Stra13 was another interesting gene that was rapidly up-regulated following activation. Stra13 is a basic helix-loop-helix domain-containing class B2 protein that is thought to be a negative regulator of B cells (24). Stra13^−/− mice develop autoimmune disease characterized by the accumulation of spontaneously activated T and B cells, circulating autoantibodies, infiltration of T and B cells into several organs, and immune complex deposition in glomeruli (44). Stra13 transgenic mice show impaired development of T and B cells, with the expansion of progenitor B and T cells most strongly affected (45). Of interest, Stra13 is developmentally regulated in B cells and decreases after activation in germinal center B cells (45). Our results in Id⁺ MZ B cells show that Stra13 increases after activation, although the functional relevance of this regulation is currently unknown.

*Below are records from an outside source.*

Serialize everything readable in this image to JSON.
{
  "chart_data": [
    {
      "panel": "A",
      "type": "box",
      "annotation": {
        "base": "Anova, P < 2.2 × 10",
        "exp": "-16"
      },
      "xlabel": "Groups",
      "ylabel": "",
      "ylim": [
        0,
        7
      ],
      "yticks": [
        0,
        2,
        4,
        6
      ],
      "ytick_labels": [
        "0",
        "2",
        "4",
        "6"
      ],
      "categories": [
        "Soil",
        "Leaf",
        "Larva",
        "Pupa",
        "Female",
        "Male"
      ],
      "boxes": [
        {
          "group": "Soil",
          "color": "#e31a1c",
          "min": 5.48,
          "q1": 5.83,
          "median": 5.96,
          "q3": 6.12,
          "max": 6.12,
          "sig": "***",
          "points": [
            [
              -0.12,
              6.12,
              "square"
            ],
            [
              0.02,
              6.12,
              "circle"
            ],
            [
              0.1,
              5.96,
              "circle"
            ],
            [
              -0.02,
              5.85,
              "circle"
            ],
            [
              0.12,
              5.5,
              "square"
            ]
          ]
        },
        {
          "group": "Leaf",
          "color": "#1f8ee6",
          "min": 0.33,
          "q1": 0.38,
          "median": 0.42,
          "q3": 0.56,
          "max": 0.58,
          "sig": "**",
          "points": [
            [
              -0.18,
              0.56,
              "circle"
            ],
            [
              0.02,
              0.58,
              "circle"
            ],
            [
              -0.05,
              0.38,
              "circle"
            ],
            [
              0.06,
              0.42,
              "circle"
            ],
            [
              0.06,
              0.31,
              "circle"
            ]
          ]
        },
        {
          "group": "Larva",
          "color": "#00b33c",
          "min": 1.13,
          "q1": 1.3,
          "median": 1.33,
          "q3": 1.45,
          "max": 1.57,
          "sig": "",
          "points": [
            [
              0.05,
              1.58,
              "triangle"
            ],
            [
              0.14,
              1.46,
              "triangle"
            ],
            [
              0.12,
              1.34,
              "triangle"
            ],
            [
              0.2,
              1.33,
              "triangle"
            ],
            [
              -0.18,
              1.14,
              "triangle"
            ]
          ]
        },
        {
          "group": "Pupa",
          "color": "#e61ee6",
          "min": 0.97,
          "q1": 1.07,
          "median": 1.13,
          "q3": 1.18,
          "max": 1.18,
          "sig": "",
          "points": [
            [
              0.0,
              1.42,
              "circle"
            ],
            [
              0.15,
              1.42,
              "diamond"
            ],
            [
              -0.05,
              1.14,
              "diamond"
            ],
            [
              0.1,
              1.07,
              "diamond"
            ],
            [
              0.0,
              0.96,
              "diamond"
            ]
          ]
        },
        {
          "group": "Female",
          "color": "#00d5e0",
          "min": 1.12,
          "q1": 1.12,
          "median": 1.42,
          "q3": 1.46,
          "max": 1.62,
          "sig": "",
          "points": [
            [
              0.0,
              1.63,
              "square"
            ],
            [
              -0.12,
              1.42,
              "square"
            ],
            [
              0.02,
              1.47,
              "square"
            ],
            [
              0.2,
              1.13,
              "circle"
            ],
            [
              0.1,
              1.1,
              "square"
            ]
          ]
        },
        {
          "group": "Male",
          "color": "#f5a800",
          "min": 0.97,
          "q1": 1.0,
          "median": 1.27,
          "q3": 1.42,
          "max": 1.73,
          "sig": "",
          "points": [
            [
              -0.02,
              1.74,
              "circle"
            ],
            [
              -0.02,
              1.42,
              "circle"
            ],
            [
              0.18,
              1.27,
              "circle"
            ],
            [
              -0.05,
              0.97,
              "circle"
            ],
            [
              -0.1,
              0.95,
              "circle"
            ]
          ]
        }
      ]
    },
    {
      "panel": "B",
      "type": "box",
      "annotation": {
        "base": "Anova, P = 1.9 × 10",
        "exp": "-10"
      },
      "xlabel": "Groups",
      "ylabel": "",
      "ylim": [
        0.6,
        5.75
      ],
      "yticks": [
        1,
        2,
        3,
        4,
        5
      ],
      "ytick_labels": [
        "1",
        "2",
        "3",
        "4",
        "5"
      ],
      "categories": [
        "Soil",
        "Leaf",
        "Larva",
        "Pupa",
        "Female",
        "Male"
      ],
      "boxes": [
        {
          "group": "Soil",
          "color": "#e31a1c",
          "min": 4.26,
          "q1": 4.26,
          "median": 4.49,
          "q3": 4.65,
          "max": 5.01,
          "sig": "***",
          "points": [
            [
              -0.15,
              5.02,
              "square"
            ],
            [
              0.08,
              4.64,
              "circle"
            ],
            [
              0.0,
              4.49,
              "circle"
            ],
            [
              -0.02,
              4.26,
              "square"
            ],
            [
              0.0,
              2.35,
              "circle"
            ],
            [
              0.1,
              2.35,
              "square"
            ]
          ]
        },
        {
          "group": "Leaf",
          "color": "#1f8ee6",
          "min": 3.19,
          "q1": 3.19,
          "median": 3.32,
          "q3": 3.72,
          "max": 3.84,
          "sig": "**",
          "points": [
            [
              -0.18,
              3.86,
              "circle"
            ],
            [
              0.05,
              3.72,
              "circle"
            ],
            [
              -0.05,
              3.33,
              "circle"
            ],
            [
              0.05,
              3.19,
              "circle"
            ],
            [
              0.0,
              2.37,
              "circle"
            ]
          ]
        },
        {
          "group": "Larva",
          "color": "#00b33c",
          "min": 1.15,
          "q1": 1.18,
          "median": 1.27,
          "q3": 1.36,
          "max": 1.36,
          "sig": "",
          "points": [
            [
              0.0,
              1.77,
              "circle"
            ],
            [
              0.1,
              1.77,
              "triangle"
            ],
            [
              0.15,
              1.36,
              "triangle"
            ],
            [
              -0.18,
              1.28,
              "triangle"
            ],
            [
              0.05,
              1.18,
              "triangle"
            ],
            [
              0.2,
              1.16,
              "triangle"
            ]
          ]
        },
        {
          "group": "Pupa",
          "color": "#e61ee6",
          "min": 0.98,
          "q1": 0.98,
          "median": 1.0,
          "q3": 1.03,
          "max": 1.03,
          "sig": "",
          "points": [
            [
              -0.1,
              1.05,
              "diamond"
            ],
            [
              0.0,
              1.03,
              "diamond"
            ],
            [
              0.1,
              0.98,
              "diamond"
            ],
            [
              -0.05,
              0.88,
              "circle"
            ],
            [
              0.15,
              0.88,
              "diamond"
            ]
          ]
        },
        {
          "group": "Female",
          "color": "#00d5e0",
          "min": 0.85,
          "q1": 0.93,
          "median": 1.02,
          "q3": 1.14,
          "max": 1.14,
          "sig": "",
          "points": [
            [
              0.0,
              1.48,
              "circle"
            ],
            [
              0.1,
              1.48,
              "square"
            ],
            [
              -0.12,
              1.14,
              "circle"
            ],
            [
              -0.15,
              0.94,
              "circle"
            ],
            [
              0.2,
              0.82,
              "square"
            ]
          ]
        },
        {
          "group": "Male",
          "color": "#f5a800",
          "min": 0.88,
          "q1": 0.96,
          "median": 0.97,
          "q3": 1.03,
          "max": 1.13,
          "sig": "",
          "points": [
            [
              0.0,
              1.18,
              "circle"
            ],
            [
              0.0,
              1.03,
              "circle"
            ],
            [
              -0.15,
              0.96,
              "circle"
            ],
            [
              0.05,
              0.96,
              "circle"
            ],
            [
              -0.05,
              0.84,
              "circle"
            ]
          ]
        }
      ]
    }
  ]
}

The goal of this study was twofold: to identify genes that were differentially expressed between resting FO and MZ B cells and to identify genes that were specifically regulated in MZ Id⁺ B cells following activation. The results generated give a genome-wide look at the genes differentially expressed in FO and MZ B cells that potentially account for their differences in localization and function. Furthermore, the second microarray gave a comparative snapshot at 1 h of the gene expression profiles between Ag-specific vs nonspecific MZ B cells. One major problem with DNA microarray analysis is that many of the genes reported have not been studied, making conclusions difficult. However, a multitude of data is presented here with respect to FO and MZ B cell biology that will facilitate identification of new genes and pathways to explore.

We gratefully acknowledge Dr. Casey Weaver (University of Alabama at Birmingham) for generously sharing the Thy1.1/IL-10 reporter mice.

The authors have no financial conflict of interest.